The Incident That Made Me Stop Trusting Retries

A few years ago, while working on a fintech product integrating with telecom providers in Ghana (MTN and Vodafone), I ran into a problem that completely changed how I think about retries.

We initiated a payment request.
The API responded with a network error.

The system treated it as a failure and retried the request.

Later, during reconciliation, we discovered that the original transaction had actually gone through. The retry caused a duplicate payment.

That incident forced me to rethink something I had always considered a best practice: retrying failed requests.

The Problem Isn’t Retries — It’s Assumptions

In most backend systems, retries are a good thing. Libraries like Polly make it easy to implement them, and in many scenarios they improve reliability.

But payment systems are different.

Retries assume that a failed response means the operation didn’t complete. In financial systems, that assumption often doesn’t hold.

With external providers—especially in environments with unstable networks—you can get:

Timeouts after a request has already been processed
Connection drops before a response is returned
Inconsistent or delayed status updates

What you end up with is not a failure, but an unknown outcome.

And if you retry in that state, you risk executing the same financial operation twice.

Timeout Does Not Mean Failure

One of the most important mindset shifts for me was this:

A timeout is not a failure.
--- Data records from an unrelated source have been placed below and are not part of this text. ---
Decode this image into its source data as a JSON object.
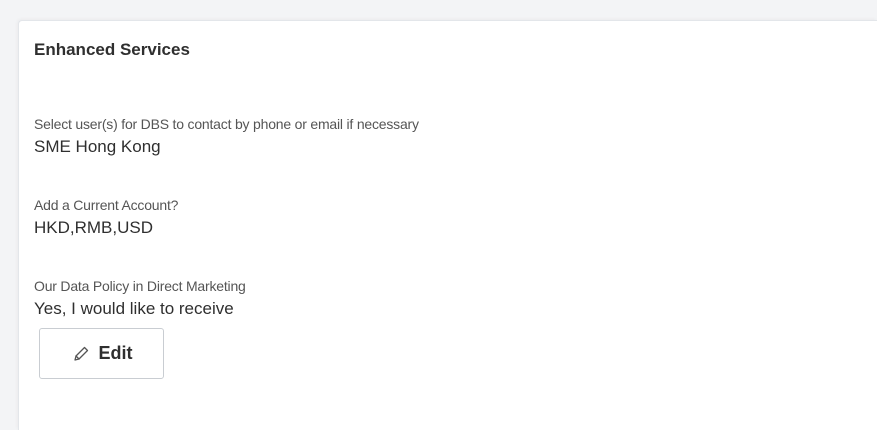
{
  "section": {
    "title": "Enhanced Services"
  },
  "fields": {
    "contact": {
      "label": "Select user(s) for DBS to contact by phone or email if necessary",
      "value": "SME Hong Kong"
    },
    "current_account": {
      "label": "Add a Current Account?",
      "value": "HKD,RMB,USD"
    },
    "data_policy": {
      "label": "Our Data Policy in Direct Marketing",
      "value": "Yes, I would like to receive"
    }
  },
  "actions": {
    "edit_label": "Edit",
    "edit_icon": "pencil-icon"
  },
  "colors": {
    "background": "#f3f4f6",
    "card": "#ffffff",
    "text_primary": "#2f2f2f",
    "text_secondary": "#555555",
    "border": "#c9cdd2"
  }
}
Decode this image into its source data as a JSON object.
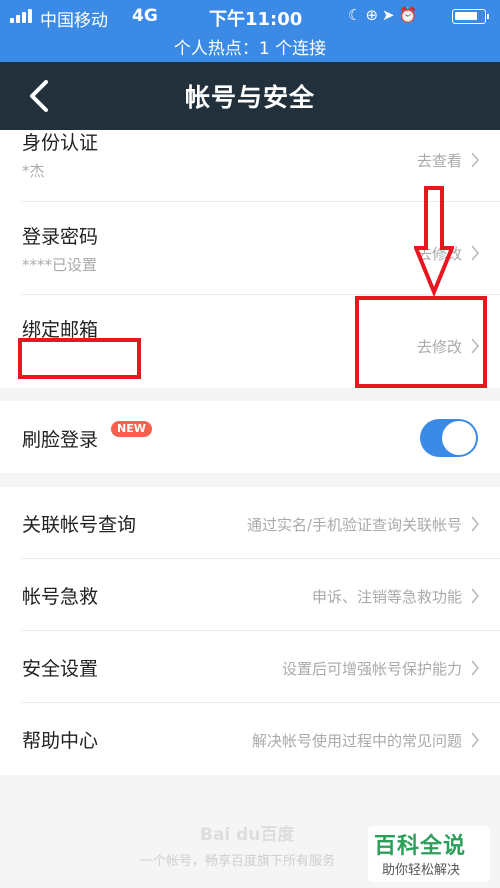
{
  "status_bar": {
    "carrier": "中国移动",
    "network": "4G",
    "time": "下午11:00",
    "hotspot": "个人热点：1 个连接",
    "icons": [
      "moon-icon",
      "lock-rotation-icon",
      "location-icon",
      "alarm-icon",
      "battery-icon"
    ],
    "color": "#3a8ae6"
  },
  "nav": {
    "title": "帐号与安全",
    "back_icon": "back-chevron-icon",
    "color": "#22303c"
  },
  "rows": [
    {
      "label": "身份认证",
      "sub": "*杰",
      "action": "去查看"
    },
    {
      "label": "登录密码",
      "sub": "****已设置",
      "action": "去修改"
    },
    {
      "label": "绑定邮箱",
      "sub": "",
      "action": "去修改"
    }
  ],
  "face_login": {
    "label": "刷脸登录",
    "badge": "NEW",
    "toggle_on": true
  },
  "more_rows": [
    {
      "label": "关联帐号查询",
      "action": "通过实名/手机验证查询关联帐号"
    },
    {
      "label": "帐号急救",
      "action": "申诉、注销等急救功能"
    },
    {
      "label": "安全设置",
      "action": "设置后可增强帐号保护能力"
    },
    {
      "label": "帮助中心",
      "action": "解决帐号使用过程中的常见问题"
    }
  ],
  "footer": {
    "logo": "Bai du百度",
    "tagline": "一个帐号，畅享百度旗下所有服务"
  },
  "watermark": {
    "main": "百科全说",
    "sub": "助你轻松解决"
  },
  "annotation_color": "#e8171f"
}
It simply means you don’t know what happened.

That distinction matters.

If you treat timeouts as failures, retries feel safe.
If you treat them as unknowns, retries become risky.

Where Retries Become Dangerous

Retries are particularly risky when:

The operation is not idempotent
The provider does not support idempotency
There is no reliable way to check transaction status immediately
The system operates in unreliable network conditions

This combination is common in real-world fintech integrations, especially when dealing with telcos or legacy systems.
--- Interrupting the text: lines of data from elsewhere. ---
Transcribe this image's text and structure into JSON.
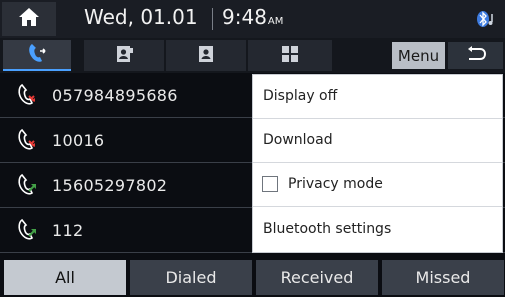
{
  "status_bar": {
    "date": "Wed, 01.01",
    "time": "9:48",
    "ampm": "AM"
  },
  "tabs": [
    {
      "icon": "recent-calls-icon",
      "active": true
    },
    {
      "icon": "contacts-icon",
      "active": false
    },
    {
      "icon": "phonebook-icon",
      "active": false
    },
    {
      "icon": "keypad-icon",
      "active": false
    }
  ],
  "toolbar": {
    "menu_label": "Menu",
    "back_icon": "back-arrow-icon"
  },
  "calls": [
    {
      "number": "057984895686",
      "type": "missed",
      "icon": "missed-call-icon"
    },
    {
      "number": "10016",
      "type": "missed",
      "icon": "missed-call-icon"
    },
    {
      "number": "15605297802",
      "type": "outgoing",
      "icon": "outgoing-call-icon"
    },
    {
      "number": "112",
      "type": "outgoing",
      "icon": "outgoing-call-icon"
    }
  ],
  "menu": {
    "items": [
      {
        "label": "Display off"
      },
      {
        "label": "Download"
      },
      {
        "label": "Privacy mode",
        "checkbox": true,
        "checked": false
      },
      {
        "label": "Bluetooth settings"
      }
    ]
  },
  "filters": [
    {
      "label": "All",
      "active": true
    },
    {
      "label": "Dialed",
      "active": false
    },
    {
      "label": "Received",
      "active": false
    },
    {
      "label": "Missed",
      "active": false
    }
  ],
  "colors": {
    "background": "#0b0d12",
    "missed_red": "#e53935",
    "outgoing_green": "#43a047",
    "accent_blue": "#4aa0ff",
    "active_filter": "#c4c9d0"
  }
}
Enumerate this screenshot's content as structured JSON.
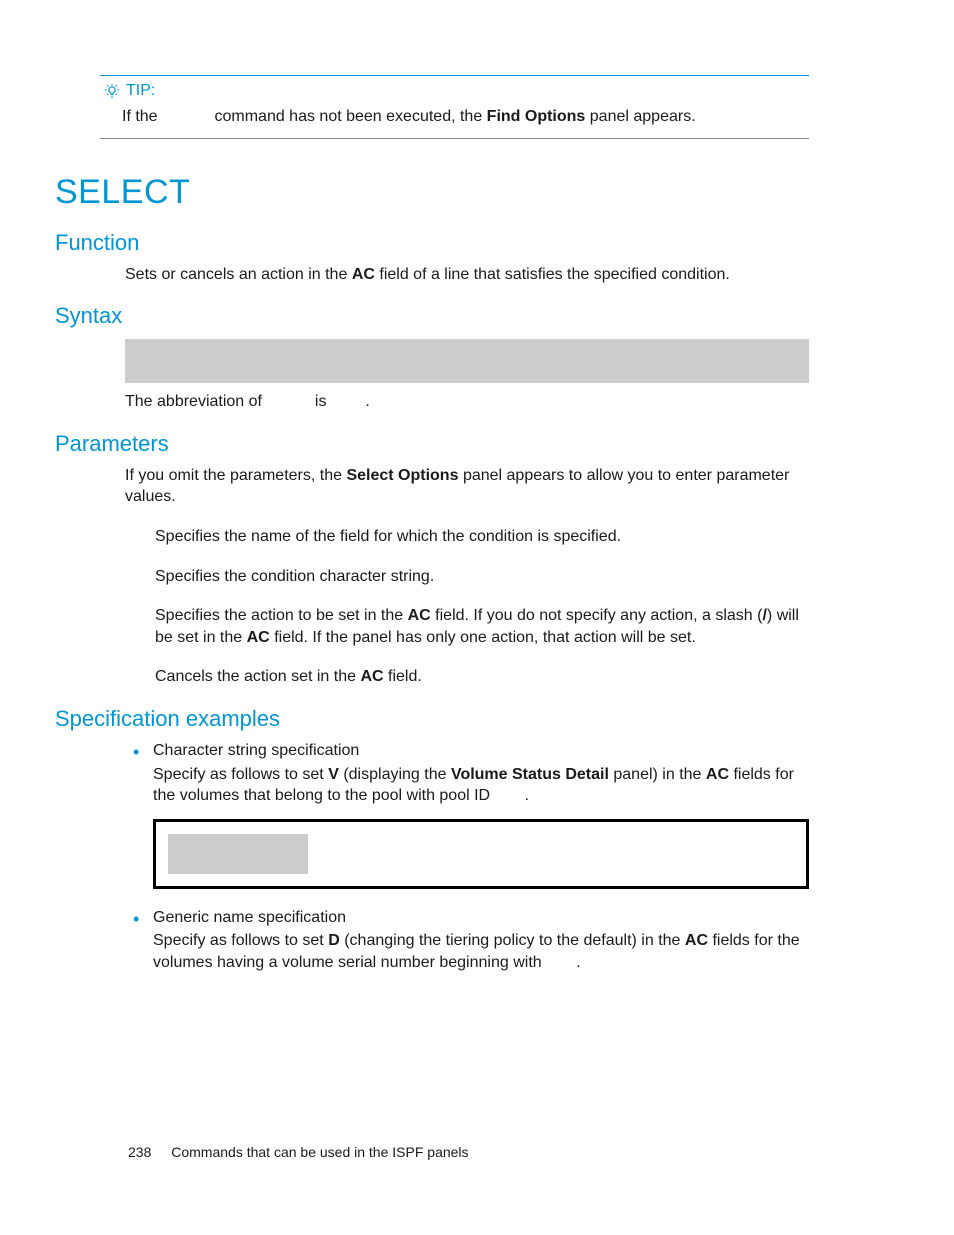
{
  "tip": {
    "label": "TIP:",
    "line_prefix": "If the",
    "line_mid": "command has not been executed, the",
    "bold": "Find Options",
    "line_suffix": "panel appears."
  },
  "h1": "SELECT",
  "function": {
    "heading": "Function",
    "text_a": "Sets or cancels an action in the",
    "bold": "AC",
    "text_b": "field of a line that satisfies the specified condition."
  },
  "syntax": {
    "heading": "Syntax",
    "abbrev_a": "The abbreviation of",
    "abbrev_b": "is",
    "abbrev_c": "."
  },
  "parameters": {
    "heading": "Parameters",
    "intro_a": "If you omit the parameters, the",
    "intro_bold": "Select Options",
    "intro_b": "panel appears to allow you to enter parameter values.",
    "p1": "Specifies the name of the field for which the condition is specified.",
    "p2": "Specifies the condition character string.",
    "p3_a": "Specifies the action to be set in the",
    "p3_bold1": "AC",
    "p3_b": "field. If you do not specify any action, a slash (",
    "p3_bold2": "/",
    "p3_c": ") will be set in the",
    "p3_bold3": "AC",
    "p3_d": "field. If the panel has only one action, that action will be set.",
    "p4_a": "Cancels the action set in the",
    "p4_bold": "AC",
    "p4_b": "field."
  },
  "spec": {
    "heading": "Specification examples",
    "item1": {
      "title": "Character string specification",
      "d_a": "Specify as follows to set",
      "d_bold1": "V",
      "d_b": "(displaying the",
      "d_bold2": "Volume Status Detail",
      "d_c": "panel) in the",
      "d_bold3": "AC",
      "d_d": "fields for the volumes that belong to the pool with pool ID",
      "d_e": "."
    },
    "item2": {
      "title": "Generic name specification",
      "d_a": "Specify as follows to set",
      "d_bold1": "D",
      "d_b": "(changing the tiering policy to the default) in the",
      "d_bold2": "AC",
      "d_c": "fields for the volumes having a volume serial number beginning with",
      "d_d": "."
    }
  },
  "footer": {
    "page": "238",
    "text": "Commands that can be used in the ISPF panels"
  }
}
In these cases, retries don’t improve reliability—they increase the chance of financial inconsistencies.

What I Do Instead

Over time, I’ve moved toward patterns that prioritize correctness over blind resilience.

Idempotency First

Every transaction should have a unique identifier.

If the same request is sent twice, the provider should recognize it and return the original result instead of processing it again.

If the provider doesn’t support idempotency, you need to enforce it on your side as much as possible.

Reconcile Before You Retry

When a request fails:

Mark the transaction as pending or unknown
Query the provider’s status endpoint
Only retry if you can confirm that the transaction was not processed

This adds latency, but it prevents duplicate financial operations.

Treat External Calls as Asynchronous

Instead of tightly coupling request and response:

Persist the outgoing request
Process it through a controlled workflow
Track its state explicitly

This gives you visibility and control, especially when things go wrong.

Plan for Compensation

Even with the best design, edge cases will happen.

You need mechanisms to:

Reverse transactions
Issue refunds
Handle reconciliation discrepancies

In fintech, recovery paths are just as important as happy paths.

When Retries Are Actually Fine

To be clear, retries are not inherently bad.

They work well for:

Idempotent operations
Internal service communication
Non-financial workflows

The problem is applying the same pattern to payment initiation without considering the risks.

Polly Isn’t the Problem

Libraries like Polly are extremely useful. The issue isn’t the tool—it’s how and where it’s used.

Retries are a technical solution. Payment processing is a domain problem.

If you ignore the domain constraints, even good tools can lead to bad outcomes.

Final Thoughts

In financial systems, correctness matters more than availability.

A failed request can be retried later.
A duplicated transaction is much harder to fix.

The goal is not to avoid retries entirely, but to use them with a clear understanding of the risks.

For me, the rule is simple:

Retries are acceptable when the outcome is known.
They are dangerous when the outcome is uncertain.

And in payment systems, uncertainty is more common than most people expect.